Coherent Electron Scattering Captured by an Attosecond Quantum Stroboscope

TL;DR

This paper introduces an attosecond quantum stroboscope that captures and images the full three-dimensional motion of electrons on a sub-femtosecond timescale, advancing ultrafast electron dynamics measurement.

Contribution

It presents a novel technique using synchronized attosecond pulse trains and a velocity map imaging spectrometer to guide and image electron scattering events in real time.

Findings

Successfully guided ionized electrons back to their parent ions.

Captured high-resolution images of electron scattering events.

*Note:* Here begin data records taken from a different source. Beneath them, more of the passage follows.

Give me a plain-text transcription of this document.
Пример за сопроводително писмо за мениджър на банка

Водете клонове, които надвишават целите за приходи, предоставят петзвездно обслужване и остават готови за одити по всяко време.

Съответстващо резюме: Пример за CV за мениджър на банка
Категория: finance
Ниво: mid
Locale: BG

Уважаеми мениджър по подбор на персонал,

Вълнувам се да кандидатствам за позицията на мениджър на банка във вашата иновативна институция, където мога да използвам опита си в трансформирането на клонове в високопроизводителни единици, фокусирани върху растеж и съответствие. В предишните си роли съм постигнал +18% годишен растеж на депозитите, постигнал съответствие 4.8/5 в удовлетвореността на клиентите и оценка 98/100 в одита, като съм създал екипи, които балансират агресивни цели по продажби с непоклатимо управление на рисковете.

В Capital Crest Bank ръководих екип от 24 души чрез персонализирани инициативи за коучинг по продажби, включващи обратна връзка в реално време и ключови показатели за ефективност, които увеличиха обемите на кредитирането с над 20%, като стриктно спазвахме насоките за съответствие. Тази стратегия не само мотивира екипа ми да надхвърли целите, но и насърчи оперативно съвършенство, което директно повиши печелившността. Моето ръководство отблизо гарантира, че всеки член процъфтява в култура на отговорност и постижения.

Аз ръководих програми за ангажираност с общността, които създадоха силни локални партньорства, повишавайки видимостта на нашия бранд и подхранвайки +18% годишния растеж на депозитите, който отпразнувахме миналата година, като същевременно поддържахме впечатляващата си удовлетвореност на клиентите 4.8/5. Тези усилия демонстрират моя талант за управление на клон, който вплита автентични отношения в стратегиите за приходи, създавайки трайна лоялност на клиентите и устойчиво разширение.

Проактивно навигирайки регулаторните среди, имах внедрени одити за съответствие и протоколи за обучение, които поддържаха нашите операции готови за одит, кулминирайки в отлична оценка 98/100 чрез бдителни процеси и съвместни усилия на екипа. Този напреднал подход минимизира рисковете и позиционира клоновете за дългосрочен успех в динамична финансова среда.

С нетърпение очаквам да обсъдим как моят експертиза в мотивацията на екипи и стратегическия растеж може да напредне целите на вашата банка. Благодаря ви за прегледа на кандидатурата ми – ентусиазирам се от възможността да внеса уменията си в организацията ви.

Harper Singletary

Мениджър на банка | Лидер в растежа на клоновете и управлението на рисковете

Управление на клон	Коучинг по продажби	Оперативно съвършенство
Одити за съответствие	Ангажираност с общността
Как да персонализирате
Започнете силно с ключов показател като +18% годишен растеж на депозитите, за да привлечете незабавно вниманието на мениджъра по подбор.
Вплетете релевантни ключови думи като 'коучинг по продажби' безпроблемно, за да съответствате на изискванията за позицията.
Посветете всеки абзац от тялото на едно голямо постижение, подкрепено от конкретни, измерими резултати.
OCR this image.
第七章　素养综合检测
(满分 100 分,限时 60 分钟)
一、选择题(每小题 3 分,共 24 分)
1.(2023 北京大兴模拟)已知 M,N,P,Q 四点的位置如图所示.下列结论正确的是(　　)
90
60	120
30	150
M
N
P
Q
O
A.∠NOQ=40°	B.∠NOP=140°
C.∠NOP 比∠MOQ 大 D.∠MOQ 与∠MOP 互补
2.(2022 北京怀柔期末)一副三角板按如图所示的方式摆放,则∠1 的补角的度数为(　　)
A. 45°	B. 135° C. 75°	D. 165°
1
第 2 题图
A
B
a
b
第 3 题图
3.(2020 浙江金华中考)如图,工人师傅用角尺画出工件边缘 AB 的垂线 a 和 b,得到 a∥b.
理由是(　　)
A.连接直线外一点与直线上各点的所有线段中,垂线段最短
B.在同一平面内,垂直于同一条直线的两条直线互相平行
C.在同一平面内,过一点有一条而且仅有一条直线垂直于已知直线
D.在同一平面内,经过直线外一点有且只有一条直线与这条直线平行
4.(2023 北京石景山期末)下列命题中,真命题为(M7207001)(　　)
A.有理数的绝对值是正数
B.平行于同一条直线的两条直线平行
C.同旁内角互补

Demonstrated control over electron motion on a sub-femtosecond scale.

Abstract

The basic properties of atoms, molecules and solids are governed by electron dynamics which take place on extremely short time scales. To measure and control these dynamics therefore requires ultrafast sources of radiation combined with efficient detection techniques. The generation of extreme ultraviolet (XUV) attosecond (1 as = 10-18 s) pulses has, for the first time, made direct measurements of electron dynamics possible. Nevertheless, while various applications of attosecond pulses have been demonstrated experimentally, no one has yet captured or controlled the full three dimensional motion of an electron on an attosecond time scale. Here we demonstrate an attosecond quantum stroboscope capable of guiding and imaging electron motion on a sub-femtosecond (1 fs = 10-15 s) time scale. It is based on a sequence of identical attosecond pulses which are synchronized with a guiding laser field. The pulse to pulse separation in the train is tailored to exactly match an optical cycle of the laser field and the electron momentum distributions are detected with a velocity map imaging spectrometer (VMIS). This technique has enabled us to guide ionized electrons back to their parent ion and image the scattering event. We envision that coherent electron scattering from atoms, molecules and surfaces captured by the attosecond quantum stroboscope will complement more traditional scattering techniques since it provides high temporal as well as spatial resolution.